This study investigated the prognosis of high-risk stage II (T4N0) and low-risk stage III (T1-2N1, T1-2N2, T3N1) colorectal cancers, including the effects of postoperative chemotherapy. The number of patients who received AC was less in the T4N0 group. Survival analysis showed that T4N0 patients had a worse prognosis than the other groups. Multivariate analysis of RFS and OS showed that T4N0 was an independent predictor of a poor prognosis. The efficacy of AC for OS was demonstrated in T1-2N1 patients, but not in T4N0 patients.
In the present study, there was a difference in prognosis for each group. Moreover, high-risk II appeared to have a worse prognosis than low-risk Stage III. Previous reports suggested that the reason for the poor prognosis of T4N0 is the infrequent use of systemic chemotherapy in stage II patients and stage migration due to inadequate lymph node retrieval [3].

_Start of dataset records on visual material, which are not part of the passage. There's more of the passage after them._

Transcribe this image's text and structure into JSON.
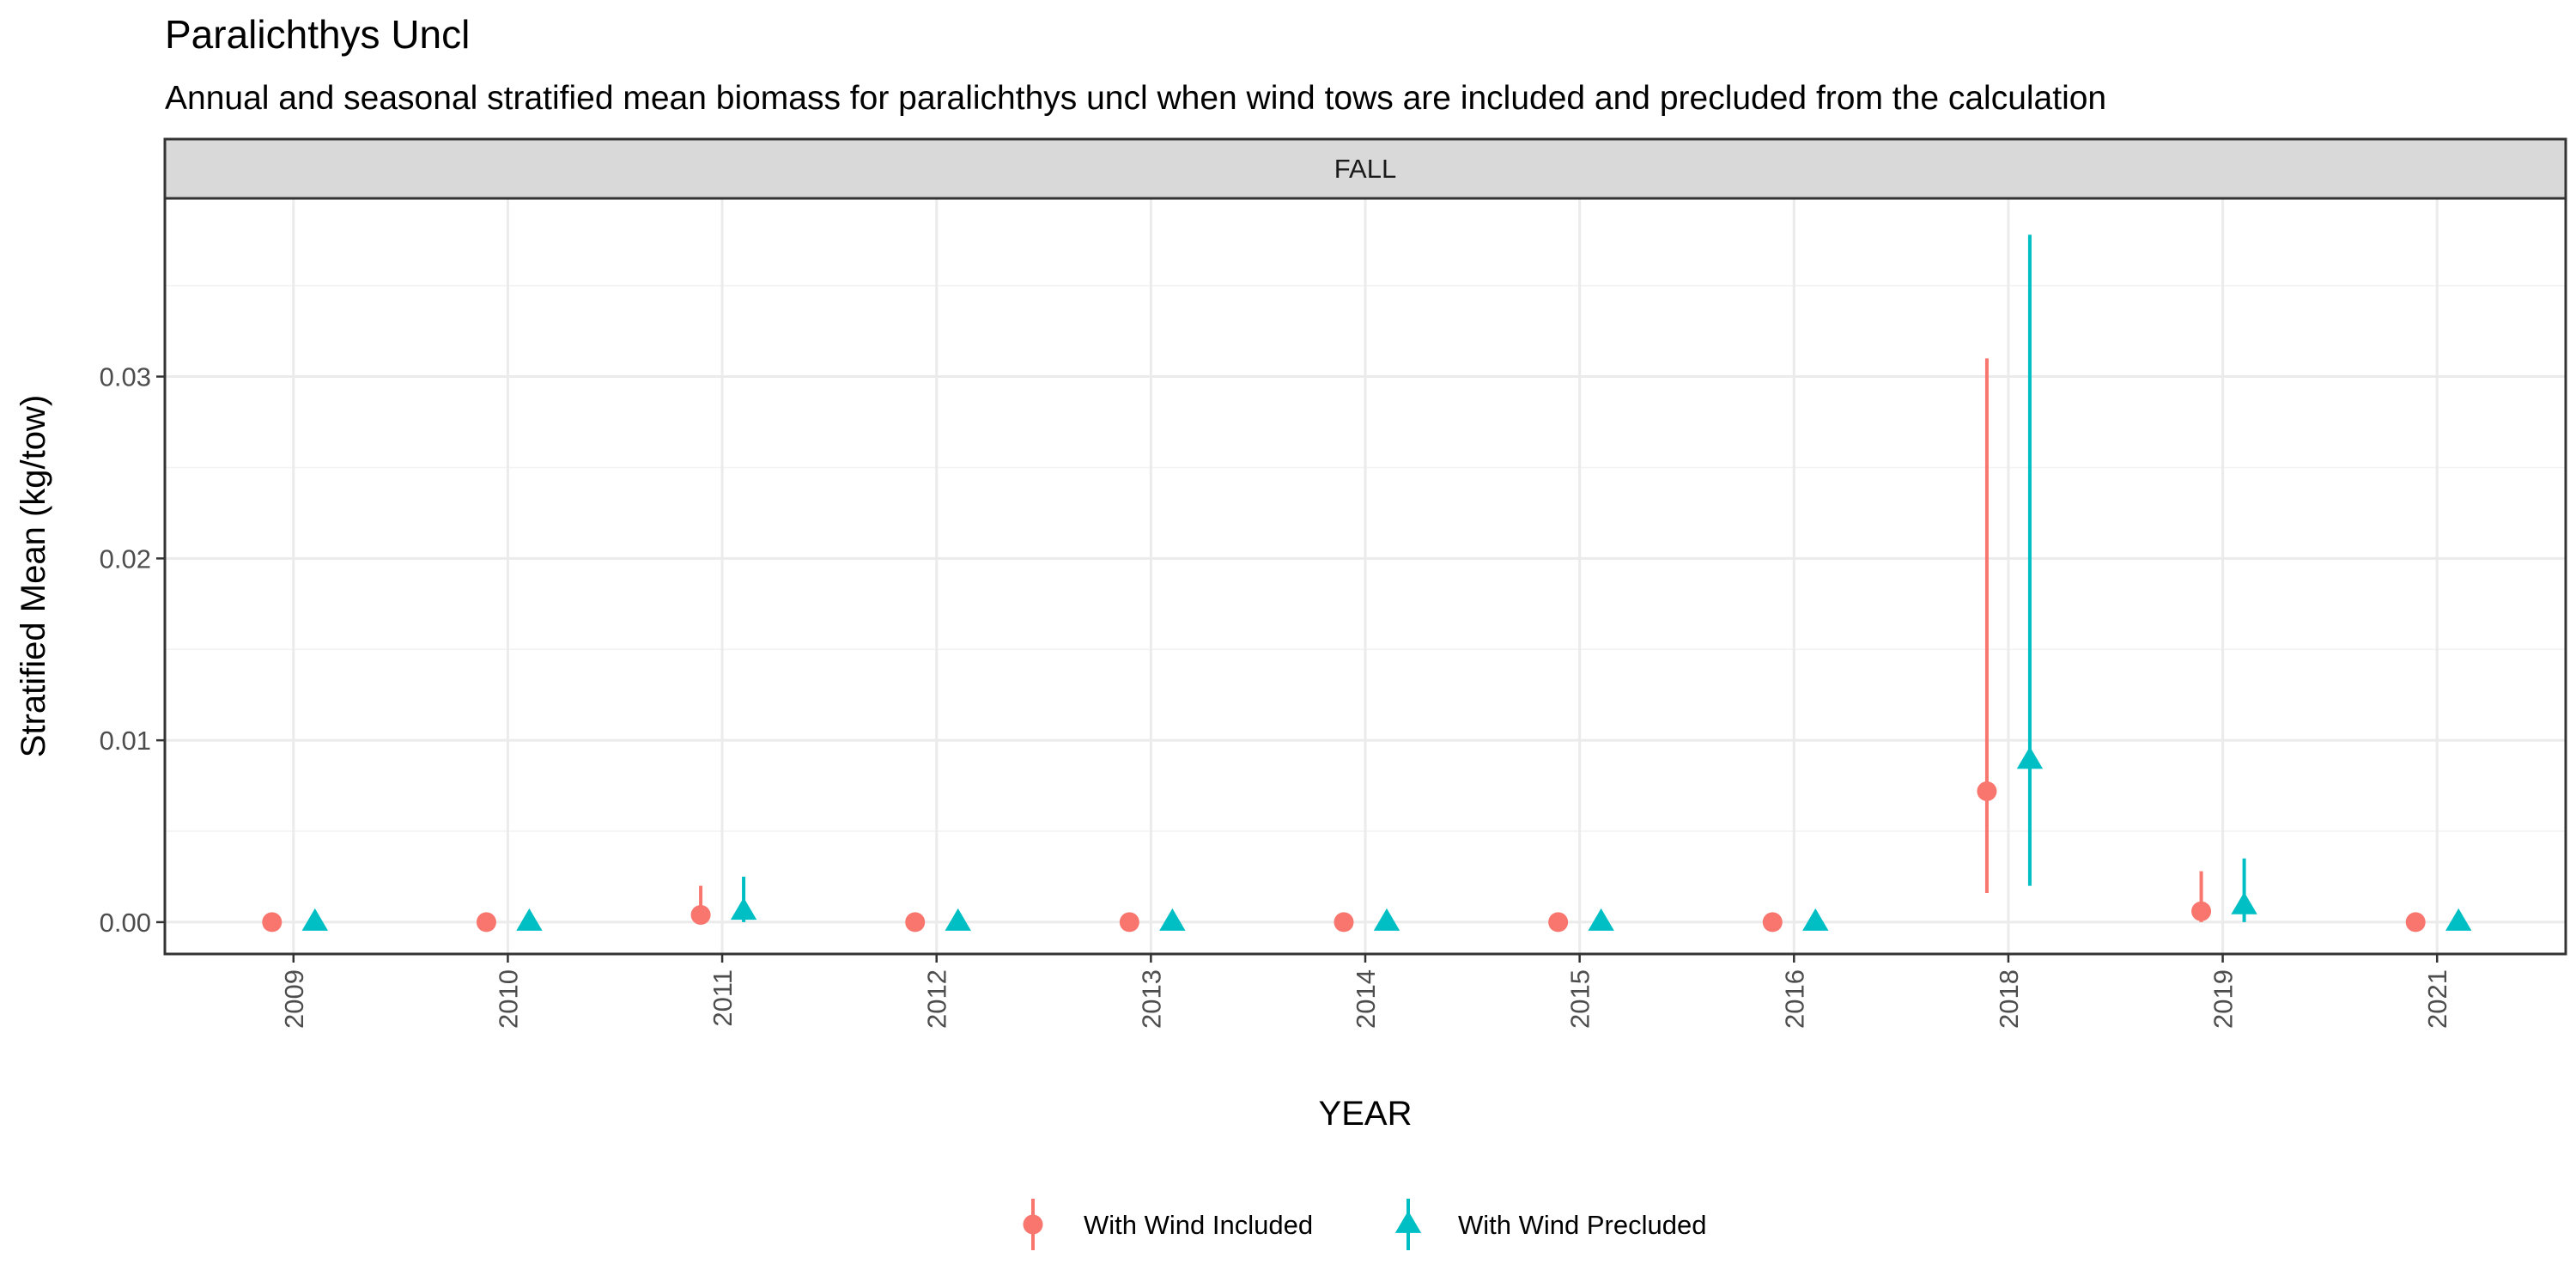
{
  "chart_data": {
    "type": "scatter",
    "title": "Paralichthys Uncl",
    "subtitle": "Annual and seasonal stratified mean biomass for paralichthys uncl when wind tows are included and precluded from the calculation",
    "facet": "FALL",
    "xlabel": "YEAR",
    "ylabel": "Stratified Mean (kg/tow)",
    "categories": [
      "2009",
      "2010",
      "2011",
      "2012",
      "2013",
      "2014",
      "2015",
      "2016",
      "2018",
      "2019",
      "2021"
    ],
    "ylim": [
      -0.00175,
      0.0398
    ],
    "yticks": [
      0.0,
      0.01,
      0.02,
      0.03
    ],
    "ytick_labels": [
      "0.00",
      "0.01",
      "0.02",
      "0.03"
    ],
    "grid": true,
    "legend_position": "bottom",
    "series": [
      {
        "name": "With Wind Included",
        "shape": "circle",
        "color": "#F8766D",
        "values": [
          0.0,
          0.0,
          0.0004,
          0.0,
          0.0,
          0.0,
          0.0,
          0.0,
          0.0072,
          0.0006,
          0.0
        ],
        "lower": [
          0.0,
          0.0,
          0.0,
          0.0,
          0.0,
          0.0,
          0.0,
          0.0,
          0.0016,
          0.0,
          0.0
        ],
        "upper": [
          0.0,
          0.0,
          0.002,
          0.0,
          0.0,
          0.0,
          0.0,
          0.0,
          0.031,
          0.0028,
          0.0
        ]
      },
      {
        "name": "With Wind Precluded",
        "shape": "triangle",
        "color": "#00BFC4",
        "values": [
          0.0,
          0.0,
          0.0006,
          0.0,
          0.0,
          0.0,
          0.0,
          0.0,
          0.0089,
          0.0009,
          0.0
        ],
        "lower": [
          0.0,
          0.0,
          0.0,
          0.0,
          0.0,
          0.0,
          0.0,
          0.0,
          0.002,
          0.0,
          0.0
        ],
        "upper": [
          0.0,
          0.0,
          0.0025,
          0.0,
          0.0,
          0.0,
          0.0,
          0.0,
          0.0378,
          0.0035,
          0.0
        ]
      }
    ]
  }
}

In the present study, AC was one of the prognostic factors for both OS and RFS in the overall cohort, but the efficacy of AC for T4N0 patients was not demonstrated. On the other hand, AC was associated with a better prognosis in Stage III. A previous retrospective study showed a benefit of chemotherapy in T4N0 patients, which differed from the present results [2]. There are several possible reasons why AC was not shown to be effective for T4N0 patients in the present study. One possible reason may be that only 28% of the patients in the present study received AC, whereas 86% of the patients in the previous study received AC, and the sample number may have been small [4]. Another possibility is that, of the patients who received AC, the number of patients who received doublet therapy was small. Furthermore, it has been reported that MSI-high tumors account for 6–10% of Stage II colorectal cancers, suggesting that fluoropyrimidine monotherapy may be ineffective in MSI-high tumors [5]. However, T4N0 tends to have a higher incidence of complications, and in cases where complications arise, many patients experience a decline in ADL or a delay in the initiation of adjuvant therapy, making it difficult to administer postoperative adjuvant therapy. Therefore, we believe that preoperative treatment should be considered for both rectal and colon cancer in T4N0 cases. Preoperative chemotherapy for T4N0 colon cancer has shown an effective downstaging effect to pT2 or less in about 8% of cases, with minimal risk of upstaging [6]. In the present study, T4N0 had a higher tendency for peritoneal dissemination recurrence compared to other groups. If downstaging of the T factor can be achieved through preoperative treatment, it may prevent the occurrence of peritoneal dissemination metastasis due to surgical manipulation and reduce the incidence of postoperative peritoneal dissemination recurrence.
The multivariable analysis for OS and RFS in all patients identified PS > 3, AC, and Group D (T4N0) as independent factors associated with prognosis. Patients with poor PS may not be able to receive AC, or it may be difficult for them to receive systemic chemotherapy after relapse. In the present study, even though the percentage of patients with good PS was higher in Group D than in other groups, the rate of AC was lower. Considering the low rate of AC administration likely due to Stage II, it is important to note that T4N0 has a poor prognosis. Therefore, as previously mentioned, preoperative chemotherapy might be recommended.
In the present study, the factor associated with poor RFS in Group D (T4N0) was rectal location, and the factors associated with poor OS were male and poor PS. There have been many studies showing that T4N0 has a poor prognosis, but few studies have identified which of these cases have a poor prognosis [1, 2]. The reason why the factor associated with poor RFS is the rectum may be that, in surgery for T4 rectal cancer, it is more difficult to ensure a circumferential resection margin, and local recurrence is more common than for colon cancer [7]. Therefore, it is better to perform intensive AC for T4 rectal cancer. The reason why the rectum was not a prognostic factor for OS may be that local control of rectal recurrence may be possible with radiation therapy or metastasectomy.
The present study has several limitations. First, this was a retrospective study of a relatively small cohort. Second, the chemotherapy regimen and duration depended on the surgeon’s choice and the patient’s wishes. Third, in this study, the number of T4N0 cases was small, the rate of chemotherapy administration was low, and the chemotherapy regimens varied, which may have impacted the survival analysis.
In conclusion, the results suggest that high-risk Stage II colorectal cancer may have a worse prognosis than low-risk Stage III colorectal cancer. In addition, AC was effective in improving the prognosis of low-risk Stage III patients. For T4N0 cases, further large-scale studies are needed to evaluate the appropriate use of adjuvant chemotherapy.